En 1950, je suis interne au Collège de Mascara. En février, les pensionnaires sont jetés du lit par le surveillant général à 6 heures 30. Rassemblement dans la cour et au pas de gymnastique jusqu’au stade. Exercices divers, surtout des pompes, puis retour au Collège, une heures plus tard. Petit déjeuner rapide et permanence avant les cours de 8 heures. Le jeudi et le dimanche, préparation militaire pour les collégiens de seconde et première. On ne nous préparait pas aux jeux olympiques mais à la 3ème guerre mondiale, commencée nous disaient nos instructeurs, avec la guerre de Corée. Ce cirque a duré jusqu’aux grandes vacances.
En 1951-1953, je suis externe puis interne au lycée Bugeaud d’Alger. Le lycée Bugeaud comprenait plusieurs classes préparatoires au Bac I et II ainsi qu’aux grandes écoles : agro, véto, pharmacie, St Cyr, navale. En dehors des cours, du sport, des dimanche sur la plage ou des surprises-parties, les étudiants s’intéressaient beaucoup à la politique. Il existait de véritables clubs de discussion dans les cafés.
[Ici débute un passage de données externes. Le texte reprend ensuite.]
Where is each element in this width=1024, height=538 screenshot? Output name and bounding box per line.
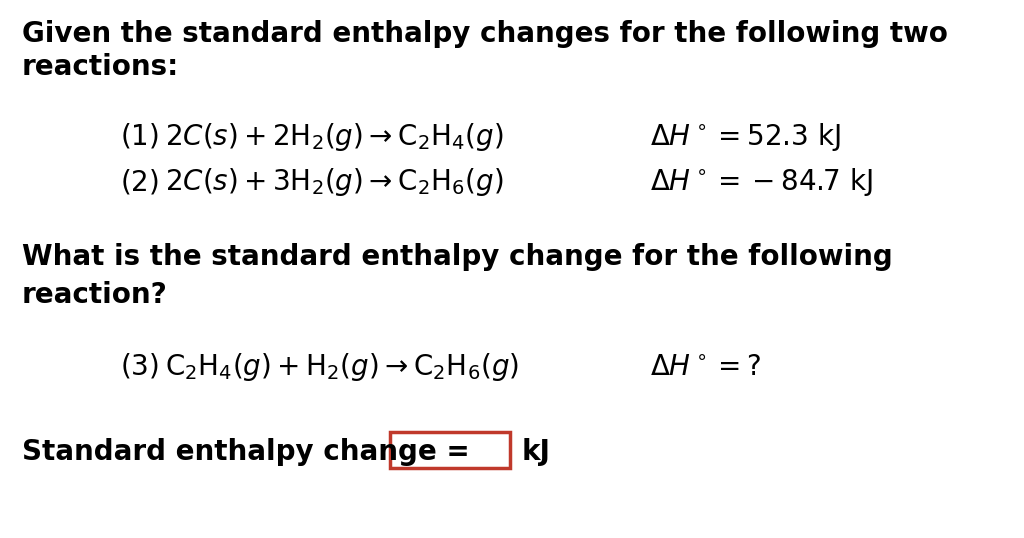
Text: $\Delta H^\circ = -84.7\ \mathrm{kJ}$: $\Delta H^\circ = -84.7\ \mathrm{kJ}$ (650, 166, 872, 198)
Text: $(2)$: $(2)$ (120, 167, 159, 196)
Text: $2C(s) + 3\mathrm{H}_2(g) \rightarrow \mathrm{C}_2\mathrm{H}_6(g)$: $2C(s) + 3\mathrm{H}_2(g) \rightarrow \m… (165, 166, 504, 198)
Text: $\Delta H^\circ = 52.3\ \mathrm{kJ}$: $\Delta H^\circ = 52.3\ \mathrm{kJ}$ (650, 121, 841, 153)
Text: Given the standard enthalpy changes for the following two: Given the standard enthalpy changes for … (22, 20, 948, 48)
Text: $2C(s) + 2\mathrm{H}_2(g) \rightarrow \mathrm{C}_2\mathrm{H}_4(g)$: $2C(s) + 2\mathrm{H}_2(g) \rightarrow \m… (165, 121, 504, 153)
Text: Standard enthalpy change =: Standard enthalpy change = (22, 438, 479, 466)
Text: reaction?: reaction? (22, 281, 168, 309)
Text: kJ: kJ (522, 438, 551, 466)
Text: $\Delta H^\circ =?$: $\Delta H^\circ =?$ (650, 353, 761, 381)
FancyBboxPatch shape (390, 432, 510, 468)
Text: What is the standard enthalpy change for the following: What is the standard enthalpy change for… (22, 243, 893, 271)
Text: $(1)$: $(1)$ (120, 122, 159, 151)
Text: reactions:: reactions: (22, 53, 179, 81)
Text: $(3)$: $(3)$ (120, 352, 159, 381)
Text: $\mathrm{C}_2\mathrm{H}_4(g) + \mathrm{H}_2(g) \rightarrow \mathrm{C}_2\mathrm{H: $\mathrm{C}_2\mathrm{H}_4(g) + \mathrm{H… (165, 351, 519, 383)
A Bab-el-Oued, j’ai participé certains dimanche, à des réunions du PCA, lu assez régulièrement Alger Républicain, Liberté, Les lettres françaises, quelques numéros des Cahiers du Communisme et des classiques du marxisme.
D’autres dimanches, je me suis retrouvé à la Casbah avec des camarades algériens à lire l’Algérie Libre ou à discuter de la politique du MTLD, de la répression, de l’Indochine et de l’Afrique du Nord.
A la Fac. de Droit, dans le cercle des étudiants juifs où j’allais parfois, les discussions portaient souvent sur l’avenir de l’Algérie.
 
A la fin de l’année 1953, si l’intérêt pour la politique était certain, personne ne croyait, après la détente qui a suivi la période de la guerre froide, que l’Algérie était à la veille d’un tremblement de terre, du fait de trois évènements :
 1. l’expulsion de Messali Hadj d’Algérie en 1952 et sa mise en résidence surveillée à Niort, en France ;
 2. l’élimination des messalistes de l’appareil central du MTLD, après l’adoption par le 2ème Congrès du MTLD d’avril 1953, d’un programme réformiste ; 
3..les élections municipales d’avril 1953, remportées à Alger, par le maire libéral Jacques Chevallier et par le MTLD dans le second collège.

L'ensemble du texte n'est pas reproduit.